Last week, Moody's Investors Service announced that the City of Tonganoxie was given an A3 credit rating, putting it around the same rating as many nearby entities.
In a press release, Moody's said one of the contributing factors for Tonganoxie's high rating is its rapid pace of growth, even though the tax base was small.
The A3 rating came as a pleasant surprise to many people at City Hall.
"It's a very good rating for a small city; I was very pleased," said Kathy Bard, assistant city administrator.
Bard said because of good financial policies and all of the time the city spends on its capital improvement plan, plus future plans for an interchange to the turnpike through County Road 1, the city was in a good position financially, and Moody's saw that.

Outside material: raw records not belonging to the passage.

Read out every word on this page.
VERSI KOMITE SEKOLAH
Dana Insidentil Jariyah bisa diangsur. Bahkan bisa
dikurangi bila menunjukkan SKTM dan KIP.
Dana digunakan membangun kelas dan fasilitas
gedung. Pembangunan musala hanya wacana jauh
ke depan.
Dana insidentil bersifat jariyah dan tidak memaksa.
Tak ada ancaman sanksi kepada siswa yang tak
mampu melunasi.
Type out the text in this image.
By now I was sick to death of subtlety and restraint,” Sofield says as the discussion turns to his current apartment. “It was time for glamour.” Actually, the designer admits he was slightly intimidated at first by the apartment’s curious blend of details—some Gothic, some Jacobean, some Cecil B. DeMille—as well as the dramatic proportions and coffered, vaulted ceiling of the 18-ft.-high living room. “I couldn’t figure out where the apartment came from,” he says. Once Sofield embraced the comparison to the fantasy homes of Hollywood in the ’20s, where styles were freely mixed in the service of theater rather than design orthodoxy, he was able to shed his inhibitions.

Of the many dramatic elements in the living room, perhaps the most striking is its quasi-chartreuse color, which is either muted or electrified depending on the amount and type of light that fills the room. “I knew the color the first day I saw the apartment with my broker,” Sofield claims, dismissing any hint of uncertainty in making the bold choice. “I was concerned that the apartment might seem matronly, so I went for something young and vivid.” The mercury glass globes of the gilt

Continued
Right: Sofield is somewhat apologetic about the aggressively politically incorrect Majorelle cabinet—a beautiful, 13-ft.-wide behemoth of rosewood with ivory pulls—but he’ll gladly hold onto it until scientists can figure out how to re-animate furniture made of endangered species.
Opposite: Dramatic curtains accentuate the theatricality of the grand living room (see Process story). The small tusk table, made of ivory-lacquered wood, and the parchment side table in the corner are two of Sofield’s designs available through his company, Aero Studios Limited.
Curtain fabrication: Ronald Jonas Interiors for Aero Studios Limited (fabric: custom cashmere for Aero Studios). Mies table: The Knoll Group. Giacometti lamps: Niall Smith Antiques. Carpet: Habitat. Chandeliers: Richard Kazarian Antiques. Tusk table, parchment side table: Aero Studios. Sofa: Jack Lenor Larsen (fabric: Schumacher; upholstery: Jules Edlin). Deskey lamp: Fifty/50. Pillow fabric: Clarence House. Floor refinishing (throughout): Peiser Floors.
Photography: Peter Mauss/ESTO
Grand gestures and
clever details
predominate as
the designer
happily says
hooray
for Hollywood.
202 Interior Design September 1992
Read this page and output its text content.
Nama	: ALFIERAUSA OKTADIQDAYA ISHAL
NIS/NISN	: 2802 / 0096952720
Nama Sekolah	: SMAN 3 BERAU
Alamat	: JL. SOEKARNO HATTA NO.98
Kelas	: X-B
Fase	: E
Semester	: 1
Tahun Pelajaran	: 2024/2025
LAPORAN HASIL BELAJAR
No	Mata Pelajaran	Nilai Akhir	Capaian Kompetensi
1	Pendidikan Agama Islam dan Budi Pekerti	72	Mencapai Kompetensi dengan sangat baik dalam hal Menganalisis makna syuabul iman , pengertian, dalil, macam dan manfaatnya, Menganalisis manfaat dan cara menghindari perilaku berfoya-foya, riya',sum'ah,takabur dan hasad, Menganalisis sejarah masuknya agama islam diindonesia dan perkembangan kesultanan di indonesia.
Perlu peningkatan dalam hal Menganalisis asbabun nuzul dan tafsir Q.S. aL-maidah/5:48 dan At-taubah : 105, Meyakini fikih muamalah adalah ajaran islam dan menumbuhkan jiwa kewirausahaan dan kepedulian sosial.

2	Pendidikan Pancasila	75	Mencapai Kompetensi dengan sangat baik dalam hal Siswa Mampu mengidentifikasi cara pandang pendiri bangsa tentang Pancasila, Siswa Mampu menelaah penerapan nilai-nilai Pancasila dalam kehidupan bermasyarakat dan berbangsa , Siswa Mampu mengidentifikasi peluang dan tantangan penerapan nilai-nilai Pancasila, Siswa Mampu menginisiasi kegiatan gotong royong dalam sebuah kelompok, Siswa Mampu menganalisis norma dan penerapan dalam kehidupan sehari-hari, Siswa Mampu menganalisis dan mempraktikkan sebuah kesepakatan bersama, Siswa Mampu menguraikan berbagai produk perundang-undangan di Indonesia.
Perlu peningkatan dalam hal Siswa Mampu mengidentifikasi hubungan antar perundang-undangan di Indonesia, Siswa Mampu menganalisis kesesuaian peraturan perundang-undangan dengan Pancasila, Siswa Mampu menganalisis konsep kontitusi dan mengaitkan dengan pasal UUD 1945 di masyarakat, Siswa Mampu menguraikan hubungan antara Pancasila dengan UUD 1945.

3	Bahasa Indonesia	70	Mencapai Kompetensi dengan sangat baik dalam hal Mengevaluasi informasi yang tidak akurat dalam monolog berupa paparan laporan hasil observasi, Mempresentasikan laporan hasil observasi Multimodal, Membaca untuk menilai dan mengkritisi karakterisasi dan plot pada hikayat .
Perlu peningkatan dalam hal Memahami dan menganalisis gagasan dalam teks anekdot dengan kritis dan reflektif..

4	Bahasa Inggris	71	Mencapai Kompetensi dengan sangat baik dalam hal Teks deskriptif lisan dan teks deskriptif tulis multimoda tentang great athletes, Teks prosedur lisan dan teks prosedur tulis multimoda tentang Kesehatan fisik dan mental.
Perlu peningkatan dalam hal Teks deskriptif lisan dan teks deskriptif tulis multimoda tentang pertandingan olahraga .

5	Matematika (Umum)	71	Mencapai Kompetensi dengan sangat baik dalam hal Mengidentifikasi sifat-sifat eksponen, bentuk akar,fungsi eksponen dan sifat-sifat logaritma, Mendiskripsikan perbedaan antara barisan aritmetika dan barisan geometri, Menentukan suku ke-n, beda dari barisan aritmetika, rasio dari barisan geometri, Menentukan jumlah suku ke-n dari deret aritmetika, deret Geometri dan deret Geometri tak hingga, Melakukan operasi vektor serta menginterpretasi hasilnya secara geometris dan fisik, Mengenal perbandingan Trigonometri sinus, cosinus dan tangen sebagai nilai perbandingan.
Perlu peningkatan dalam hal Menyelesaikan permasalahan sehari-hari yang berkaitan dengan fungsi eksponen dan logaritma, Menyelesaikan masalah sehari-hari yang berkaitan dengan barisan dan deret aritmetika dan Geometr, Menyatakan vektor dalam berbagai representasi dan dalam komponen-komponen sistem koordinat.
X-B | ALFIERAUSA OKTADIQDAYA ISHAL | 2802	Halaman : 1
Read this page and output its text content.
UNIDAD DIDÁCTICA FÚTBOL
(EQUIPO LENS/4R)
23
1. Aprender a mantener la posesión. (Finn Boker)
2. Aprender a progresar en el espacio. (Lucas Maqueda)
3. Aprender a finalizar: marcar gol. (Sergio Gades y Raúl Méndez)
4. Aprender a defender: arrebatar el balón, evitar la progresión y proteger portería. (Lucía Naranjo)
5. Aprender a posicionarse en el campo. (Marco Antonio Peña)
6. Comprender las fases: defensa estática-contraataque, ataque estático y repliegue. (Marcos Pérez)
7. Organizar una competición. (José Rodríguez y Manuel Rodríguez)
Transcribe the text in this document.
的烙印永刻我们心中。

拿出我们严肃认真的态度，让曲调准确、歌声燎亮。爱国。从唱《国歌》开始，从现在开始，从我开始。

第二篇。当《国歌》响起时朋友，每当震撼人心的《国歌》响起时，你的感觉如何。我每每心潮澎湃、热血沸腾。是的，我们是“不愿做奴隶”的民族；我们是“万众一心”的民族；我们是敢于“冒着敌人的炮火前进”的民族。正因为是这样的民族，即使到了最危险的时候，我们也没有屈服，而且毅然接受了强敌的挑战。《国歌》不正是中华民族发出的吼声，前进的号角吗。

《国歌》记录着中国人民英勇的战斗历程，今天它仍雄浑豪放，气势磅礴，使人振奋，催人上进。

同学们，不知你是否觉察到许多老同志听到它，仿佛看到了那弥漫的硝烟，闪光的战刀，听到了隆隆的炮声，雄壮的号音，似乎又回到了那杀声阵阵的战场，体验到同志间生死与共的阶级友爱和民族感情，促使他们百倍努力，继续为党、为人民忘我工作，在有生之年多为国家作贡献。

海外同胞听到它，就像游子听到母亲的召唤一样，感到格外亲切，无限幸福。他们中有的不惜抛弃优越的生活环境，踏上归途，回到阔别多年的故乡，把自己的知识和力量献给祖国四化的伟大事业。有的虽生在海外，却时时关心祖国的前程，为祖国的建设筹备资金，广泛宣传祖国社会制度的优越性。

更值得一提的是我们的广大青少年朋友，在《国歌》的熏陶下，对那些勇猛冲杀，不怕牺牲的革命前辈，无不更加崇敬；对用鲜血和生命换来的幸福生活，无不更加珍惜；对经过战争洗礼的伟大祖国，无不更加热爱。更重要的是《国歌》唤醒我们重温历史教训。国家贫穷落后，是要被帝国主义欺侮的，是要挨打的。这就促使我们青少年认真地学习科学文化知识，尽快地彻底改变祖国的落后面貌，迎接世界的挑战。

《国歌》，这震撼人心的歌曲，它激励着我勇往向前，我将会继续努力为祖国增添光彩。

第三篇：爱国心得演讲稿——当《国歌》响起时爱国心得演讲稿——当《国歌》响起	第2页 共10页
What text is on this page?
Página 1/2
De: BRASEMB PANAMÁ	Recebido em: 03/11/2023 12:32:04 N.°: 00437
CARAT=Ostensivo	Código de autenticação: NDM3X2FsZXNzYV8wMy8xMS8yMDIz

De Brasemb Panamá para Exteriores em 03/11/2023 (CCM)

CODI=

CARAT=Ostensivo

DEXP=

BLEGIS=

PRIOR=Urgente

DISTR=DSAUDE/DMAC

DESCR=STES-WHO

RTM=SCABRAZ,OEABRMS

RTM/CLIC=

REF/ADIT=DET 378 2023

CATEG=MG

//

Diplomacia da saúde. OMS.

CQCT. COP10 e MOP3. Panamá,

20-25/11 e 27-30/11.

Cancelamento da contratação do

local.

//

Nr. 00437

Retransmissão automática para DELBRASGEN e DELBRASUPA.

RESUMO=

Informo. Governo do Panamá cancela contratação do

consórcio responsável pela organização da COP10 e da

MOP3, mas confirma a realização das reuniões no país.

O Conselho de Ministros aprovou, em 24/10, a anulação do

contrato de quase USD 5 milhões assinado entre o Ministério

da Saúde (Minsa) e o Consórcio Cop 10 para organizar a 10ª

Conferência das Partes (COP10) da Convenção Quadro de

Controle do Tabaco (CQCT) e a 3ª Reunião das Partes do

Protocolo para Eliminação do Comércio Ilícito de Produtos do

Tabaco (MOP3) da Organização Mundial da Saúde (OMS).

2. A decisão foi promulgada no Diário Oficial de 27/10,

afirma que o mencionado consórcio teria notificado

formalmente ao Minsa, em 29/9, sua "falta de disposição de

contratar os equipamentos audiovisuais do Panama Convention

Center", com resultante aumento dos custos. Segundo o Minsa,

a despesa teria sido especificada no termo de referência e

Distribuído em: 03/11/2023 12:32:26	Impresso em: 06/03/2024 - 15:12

"Things like that helped us rank high. It takes a lot of time, but it's worth it in the long run if investors see they are responsible with money," Bard said.
Tonganoxie Mayor Mike Vestal also was surprised at the high rating. He said he had expected the city would receive a rating in the B category.
"I was pleasantly surprised. For a town our size, it was very unusual. It shows that we have good fiscal responsibility. ... Kathy Bard does a heck of a job with our finances," Vestal said.
At the Aug. 27 City Council meeting, Tom Kaleko of Springstead Inc., the city's financial adviser, presented the idea of seeking a credit rating from Moody's as a way of getting better interest rates for the bonds the city was issuing for construction of a new public works facility and for construction of the new Tonganoxie Pool.
Kaleko said getting a credit rating had become a common industry practice since it allows investors a quicker way of determining whether they will invest.
"They are busy folks; they don't have time to carefully research every city," he said. "The industry relies heavily on the bond rating industries. That's why having the ratings opens up the market quite a bit."
He said in-state bond buyers already have some knowledge of the city, but out-of-state investors with no knowledge of Tonganoxie would be better served if they knew how the city was rated.
Each time the city issues a bond, the city would need to request a new credit rating. The price of the rating is determined by the amount of the bond. The city approved spending the $6,500 needed to obtain the credit rating.
Under Moody's system, Johnson County received an Aaa, which is the highest rating possible. Leavenworth County is rated at A1 and cities like Topeka and Lawrence are rated below Johnson County, but above Leavenworth County with an Aa3 score.